Weeds have proven to be an issue for farmers for thousands of years; they compete for soil nutrients, water, and sunlight and prove deadly to crops. Biotechnology has offered a solution in the form of herbicide tolerance. Chemical herbicides are sprayed directly on plants in order to kill weeds and therefore competition, and herbicide resistant crops have to the opportunity to flourish.

==== Disease resistance ====

Often, crops are afflicted by disease spread through insects (like aphids). Spreading disease among crop plants is incredibly difficult to control and was previously only managed by completely removing the affected crop. The field of agricultural biotechnology offers a solution through genetically engineering virus resistance. Developing GE disease-resistant crops now include cassava, maize, and sweet potato.

==== Temperature tolerance ====

Agricultural biotechnology can also provide a solution for plants in extreme temperature conditions. In order to maximize yield and prevent crop death, genes can be engineered that help to regulate cold and heat tolerance. For example, tobacco plants have been genetically modified to be more tolerant to hot and cold conditions, with genes originally found in Carica papaya.
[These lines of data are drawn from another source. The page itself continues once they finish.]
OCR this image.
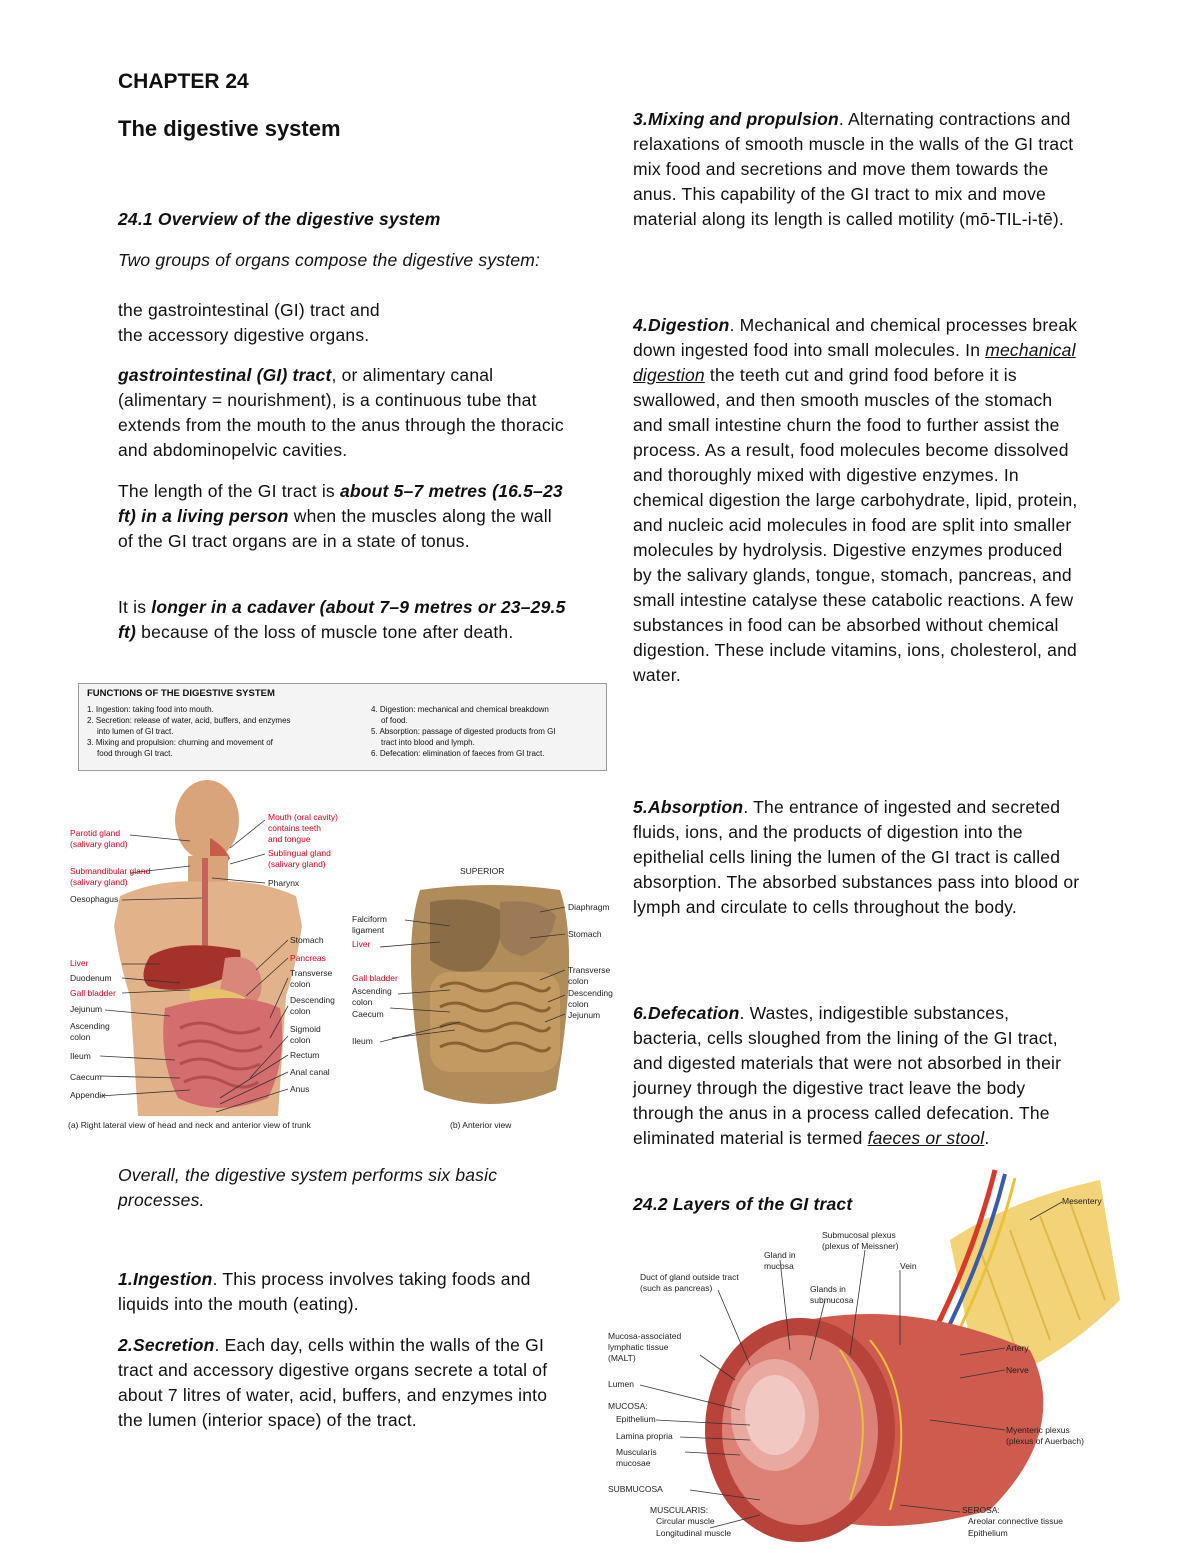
CHAPTER 24
The digestive system
24.1 Overview of the digestive system
Two groups of organs compose the digestive system:
the gastrointestinal (GI) tract and
the accessory digestive organs.
gastrointestinal (GI) tract, or alimentary canal (alimentary = nourishment), is a continuous tube that extends from the mouth to the anus through the thoracic and abdominopelvic cavities.
The length of the GI tract is about 5–7 metres (16.5–23 ft) in a living person when the muscles along the wall of the GI tract organs are in a state of tonus.
It is longer in a cadaver (about 7–9 metres or 23–29.5 ft) because of the loss of muscle tone after death.
FUNCTIONS OF THE DIGESTIVE SYSTEM
1. Ingestion: taking food into mouth.
2. Secretion: release of water, acid, buffers, and enzymes
into lumen of GI tract.
3. Mixing and propulsion: churning and movement of
food through GI tract.
4. Digestion: mechanical and chemical breakdown
of food.
5. Absorption: passage of digested products from GI
tract into blood and lymph.
6. Defecation: elimination of faeces from GI tract.
Parotid gland
(salivary gland)
Submandibular gland
(salivary gland)
Oesophagus
Liver
Duodenum
Gall bladder
Jejunum
Ascending
colon
Ileum
Caecum
Appendix
Mouth (oral cavity)
contains teeth
and tongue
Sublingual gland
(salivary gland)
Pharynx
Stomach
Pancreas
Transverse
colon
Descending
colon
Sigmoid
colon
Rectum
Anal canal
Anus
(a) Right lateral view of head and neck and anterior view of trunk
SUPERIOR
Falciform
ligament
Liver
Gall bladder
Ascending
colon
Caecum
Ileum
Diaphragm
Stomach
Transverse
colon
Descending
colon
Jejunum
(b) Anterior view
Overall, the digestive system performs six basic processes.
1.Ingestion. This process involves taking foods and liquids into the mouth (eating).
2.Secretion. Each day, cells within the walls of the GI tract and accessory digestive organs secrete a total of about 7 litres of water, acid, buffers, and enzymes into the lumen (interior space) of the tract.
3.Mixing and propulsion. Alternating contractions and relaxations of smooth muscle in the walls of the GI tract mix food and secretions and move them towards the anus. This capability of the GI tract to mix and move material along its length is called motility (mō-TIL-i-tē).
4.Digestion. Mechanical and chemical processes break down ingested food into small molecules. In mechanical digestion the teeth cut and grind food before it is swallowed, and then smooth muscles of the stomach and small intestine churn the food to further assist the process. As a result, food molecules become dissolved and thoroughly mixed with digestive enzymes. In chemical digestion the large carbohydrate, lipid, protein, and nucleic acid molecules in food are split into smaller molecules by hydrolysis. Digestive enzymes produced by the salivary glands, tongue, stomach, pancreas, and small intestine catalyse these catabolic reactions. A few substances in food can be absorbed without chemical digestion. These include vitamins, ions, cholesterol, and water.
5.Absorption. The entrance of ingested and secreted fluids, ions, and the products of digestion into the epithelial cells lining the lumen of the GI tract is called absorption. The absorbed substances pass into blood or lymph and circulate to cells throughout the body.
6.Defecation. Wastes, indigestible substances, bacteria, cells sloughed from the lining of the GI tract, and digested materials that were not absorbed in their journey through the digestive tract leave the body through the anus in a process called defecation. The eliminated material is termed faeces or stool.
24.2 Layers of the GI tract	Mesentery
Submucosal plexus
(plexus of Meissner)
Gland in
mucosa	Vein
Duct of gland outside tract
(such as pancreas)	Glands in
submucosa
Mucosa-associated
lymphatic tissue
(MALT)
Artery
Nerve
Lumen
MUCOSA:
Epithelium
Lamina propria
Muscularis
mucosae
Myenteric plexus
(plexus of Auerbach)
SUBMUCOSA
MUSCULARIS:
Circular muscle
Longitudinal muscle
SEROSA:
Areolar connective tissue
Epithelium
Other traits include water use efficiency, nitrogen use efficiency and salt tolerance.

=== Quality traits ===
Quality traits include increased nutritional or dietary value, improved food processing and storage, or the elimination of toxins and allergens in crop plants.

== Common GMO crops ==
Currently, only a small number of genetically modified crops are available for purchase and consumption in the United States. The USDA has approved soybeans, corn, canola, sugar beets, papaya, squash, alfalfa, cotton, apples, and potatoes. GMO apples (arctic apples) are non-browning apples and eliminate the need for anti-browning treatments, reduce food waste, and bring out flavor. The production of Bt cotton has skyrocketed in India, with 10 million hectares planted for the first time in 2011, resulting in a 50% insecticide application reduction. In 2014, Indian and Chinese farmers planted more than 15 million hectares of Bt cotton.

== Safety testing and government regulations ==
Agricultural biotechnology regulation in the US falls under three main government agencies: The Department of Agriculture (USDA), the Environmental Protection Agency (EPA), and the Food and Drug Administration (FDA). The USDA must approve the release of any new GMOs, EPA controls the regulation of insecticide, and the FDA evaluates the safety of a particular crop sent to market. On average, it takes nearly 13 years and $130 million of research and development for a genetically modified organism to come to market. The regulation process takes up to 8 years in the United States. The safety of GMOs has become a topic of debate worldwide, but scientific articles are being conducted to test the safety of consuming GMOs in addition to the FDA's work. In one such article, it was concluded that Bt rice did not adversely affect digestion and did not induce horizontal gene transfer.